Although Congressman Paul Ryan has adamantly said he isn’t running for president, this speech he gave to the Hamilton Society on June 2 on foreign affairs shows that he knows more than just economics.
“Some of you might be wondering why the House Budget Committee Chairman is standing here addressing a room full of national security experts about American foreign policy,” he begins. “What can I tell you that you don’t already know?”
Ryan goes on to link economics to foreign policy. “Our fiscal policy and our foreign policy are on a collision course; and if we fail to put our budget on a sustainable path, then we are choosing decline as a world power.” Ryan notes that our defense spending has gone from 39% at the end of the 20th century to less than 16% now.
He sees us careening towards “the most predictable economic crisis in history…At the end of the decade we’ll spend 20% of our tax revenue simply paying interest on the debt – and that’s according to optimistic projections.”
Ryan points to entitlement programs such as Social Security, Medicare and Medicaid as part of the reason, but says the high cost of Obamacare will crowd out everything else.

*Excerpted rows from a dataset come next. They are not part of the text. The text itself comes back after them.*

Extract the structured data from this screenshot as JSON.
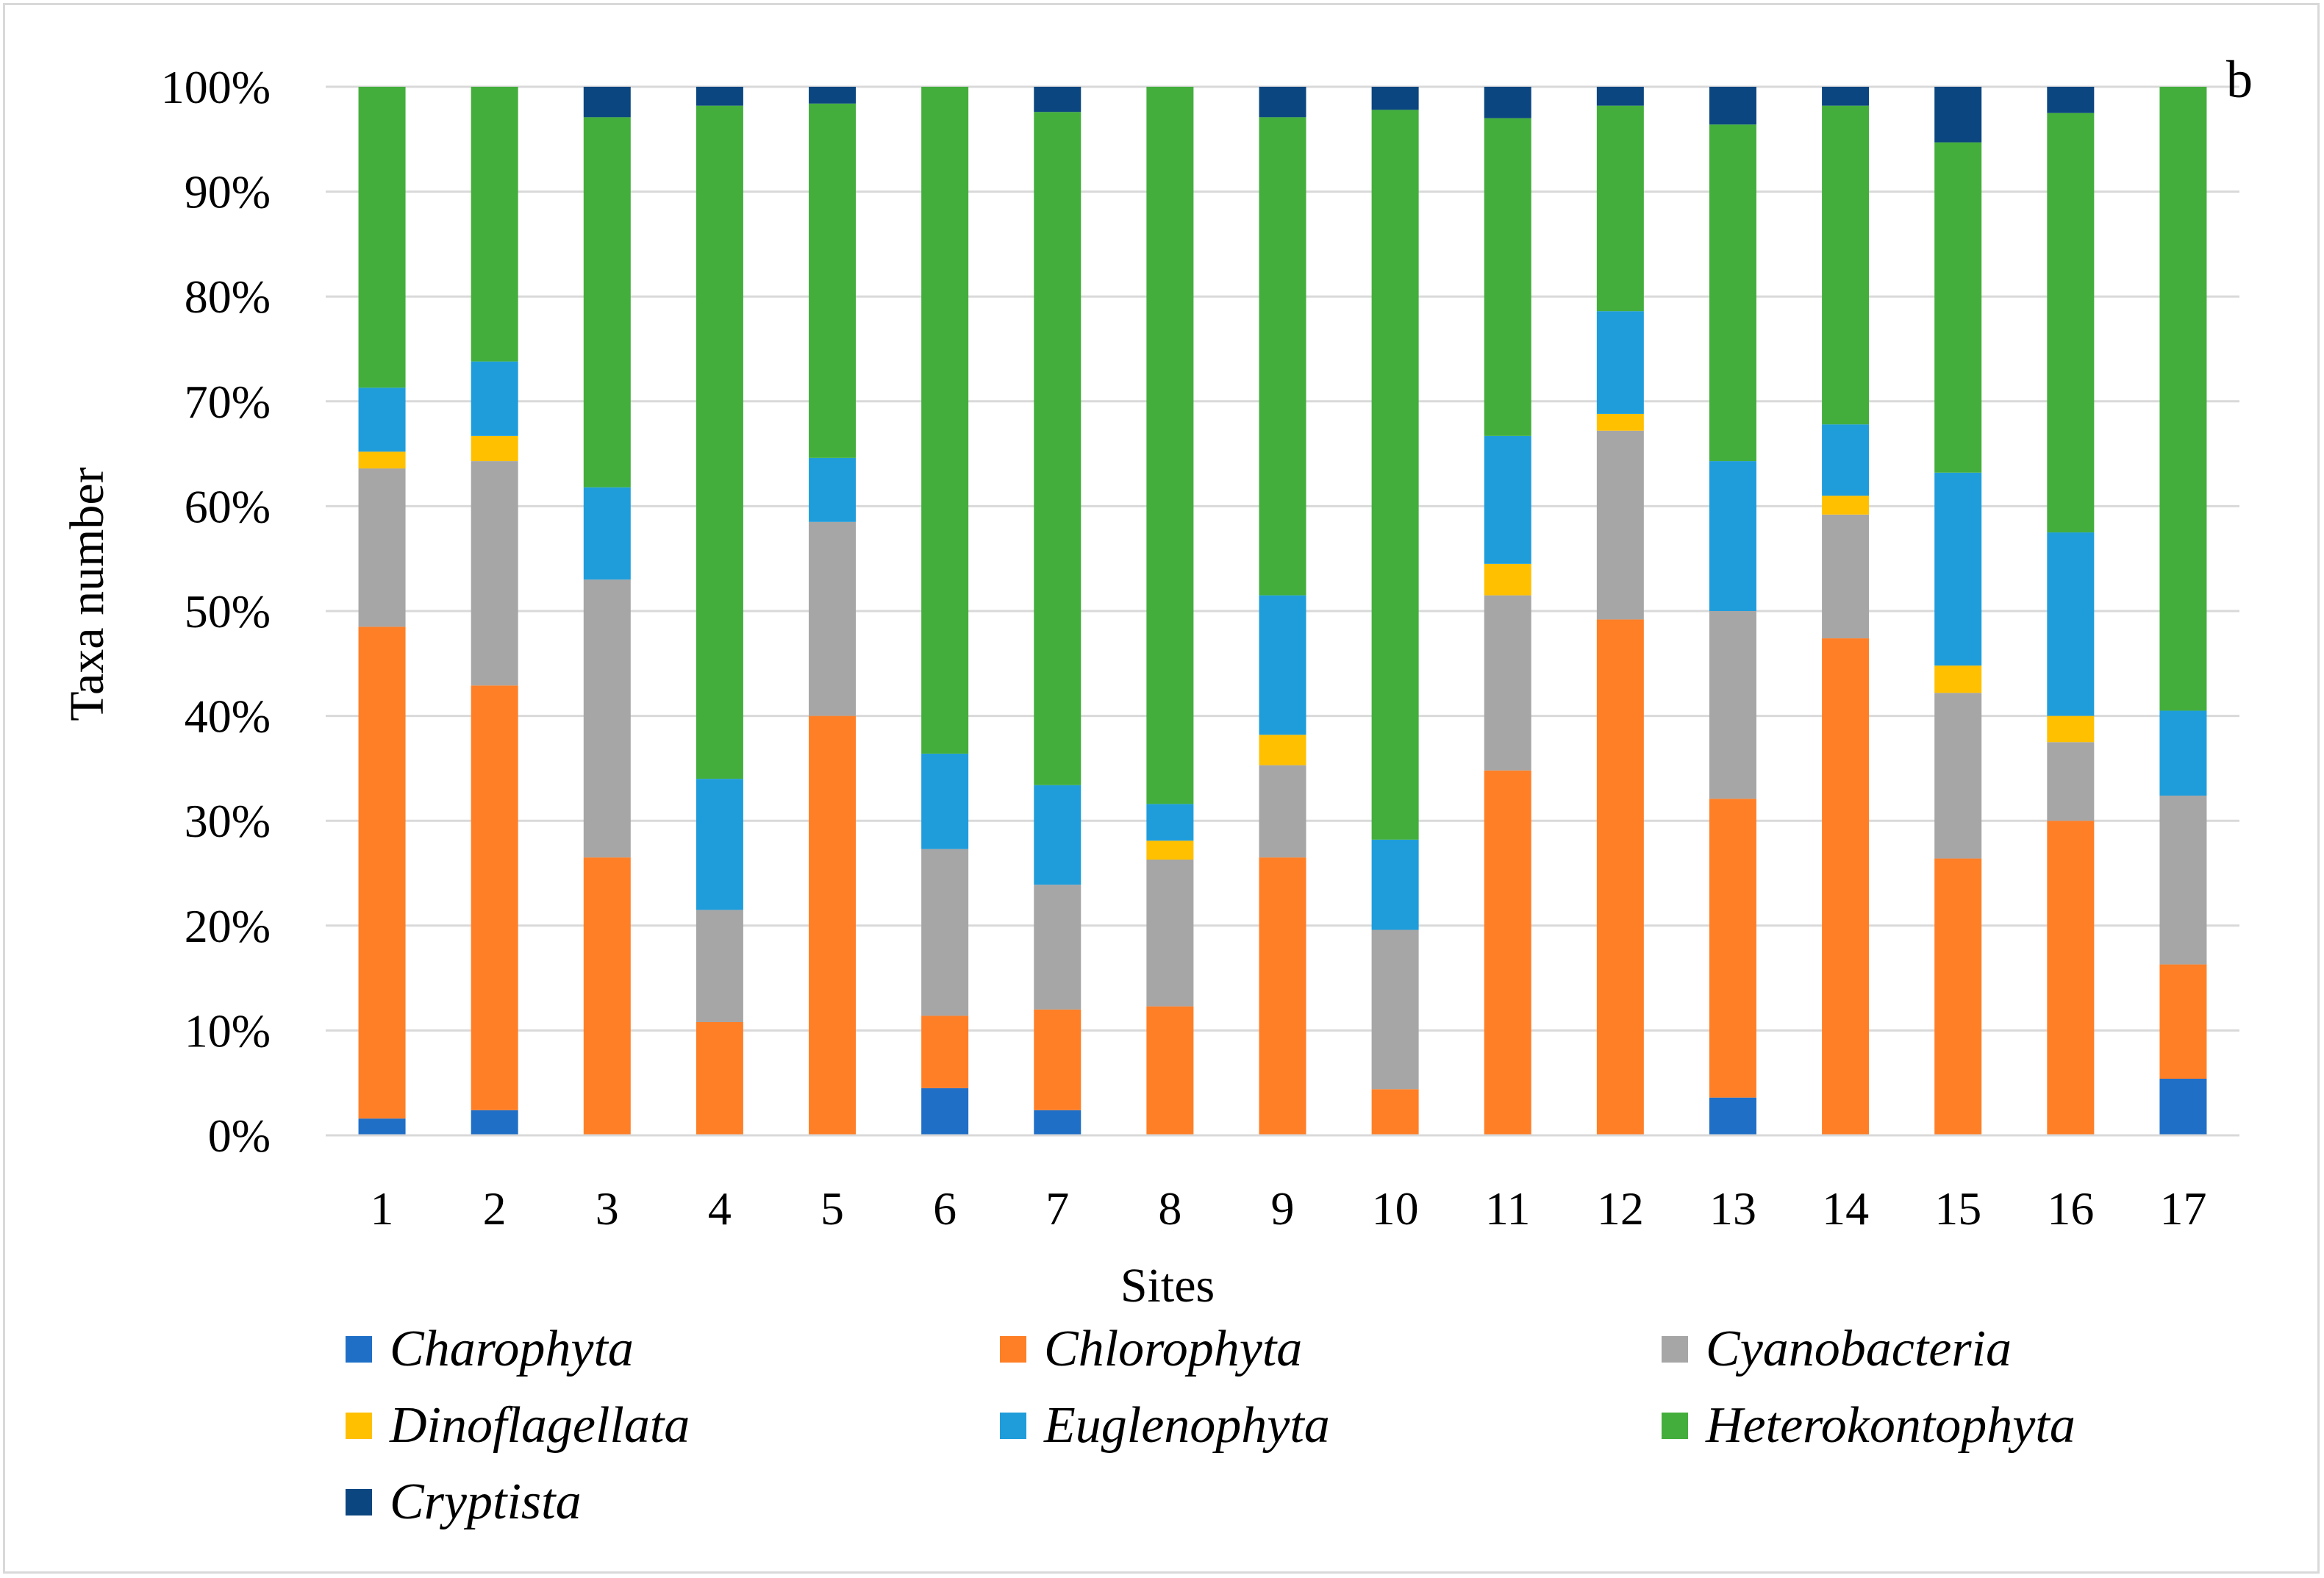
{
  "chart_data": {
    "type": "bar",
    "stacked": true,
    "panel_label": "b",
    "xlabel": "Sites",
    "ylabel": "Taxa number",
    "ylim": [
      0,
      100
    ],
    "yticks": [
      "0%",
      "10%",
      "20%",
      "30%",
      "40%",
      "50%",
      "60%",
      "70%",
      "80%",
      "90%",
      "100%"
    ],
    "categories": [
      "1",
      "2",
      "3",
      "4",
      "5",
      "6",
      "7",
      "8",
      "9",
      "10",
      "11",
      "12",
      "13",
      "14",
      "15",
      "16",
      "17"
    ],
    "grid": true,
    "legend_position": "bottom",
    "series": [
      {
        "name": "Charophyta",
        "color": "#1f6fc7",
        "values": [
          1.6,
          2.4,
          0,
          0,
          0,
          4.5,
          2.4,
          0,
          0,
          0,
          0,
          0,
          3.6,
          0,
          0,
          0,
          5.4
        ]
      },
      {
        "name": "Chlorophyta",
        "color": "#ff7f27",
        "values": [
          46.9,
          40.5,
          26.5,
          10.8,
          40.0,
          6.9,
          9.6,
          12.3,
          26.5,
          4.4,
          34.8,
          49.2,
          28.5,
          47.4,
          26.4,
          30.0,
          10.9
        ]
      },
      {
        "name": "Cyanobacteria",
        "color": "#a6a6a6",
        "values": [
          15.1,
          21.4,
          26.5,
          10.7,
          18.5,
          15.9,
          11.9,
          14.0,
          8.8,
          15.2,
          16.7,
          18.0,
          17.9,
          11.8,
          15.8,
          7.5,
          16.1
        ]
      },
      {
        "name": "Dinoflagellata",
        "color": "#ffc000",
        "values": [
          1.6,
          2.4,
          0,
          0,
          0,
          0,
          0,
          1.8,
          2.9,
          0,
          3.0,
          1.6,
          0,
          1.8,
          2.6,
          2.5,
          0
        ]
      },
      {
        "name": "Euglenophyta",
        "color": "#1f9ddb",
        "values": [
          6.1,
          7.1,
          8.8,
          12.5,
          6.1,
          9.1,
          9.5,
          3.5,
          13.3,
          8.6,
          12.2,
          9.8,
          14.3,
          6.8,
          18.4,
          17.5,
          8.1
        ]
      },
      {
        "name": "Heterokontophyta",
        "color": "#43ae3c",
        "values": [
          28.7,
          26.2,
          35.3,
          64.2,
          33.8,
          63.6,
          64.2,
          68.4,
          45.6,
          69.6,
          30.3,
          19.6,
          32.1,
          30.4,
          31.5,
          40.0,
          59.5
        ]
      },
      {
        "name": "Cryptista",
        "color": "#0b4680",
        "values": [
          0,
          0,
          2.9,
          1.8,
          1.6,
          0,
          2.4,
          0,
          2.9,
          2.2,
          3.0,
          1.8,
          3.6,
          1.8,
          5.3,
          2.5,
          0
        ]
      }
    ]
  }
}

His warnings and suggestions need to be viewed by all Americans. You can read the full text of his address at http://www.budget.house.gov/News/DocumentSingle.aspx?DocumentID=244386.

New for Seniors

Talk radio host Hugh Hewitt is launching a new site for senior citizens. It’s www.RedSenior.com. No, it’s not red as in Communism, but red as in red Republican states.
“I am collecting emails from interested seniors so that I can send out a newsletter listing the campaigns of greatest importance to conservative seniors so that those seniors know where best to invest their campaign contributions and volunteer energies,” Hewitt says. “I am also posting there stories of interest to seniors, especially about the Medicare debate.
“I’d like to build a small but effective version of Emily’s list, the left wing club of like minded contributors, but with the key difference that Red Senior subscribers would support with contributions those candidates who aim to save Medicare and Social Security from bankruptcy while protecting those already in or near to joining the ranks of those depending on the programs.”
Sounds like a good way to be informed on those topics and to counter the left’s arguments.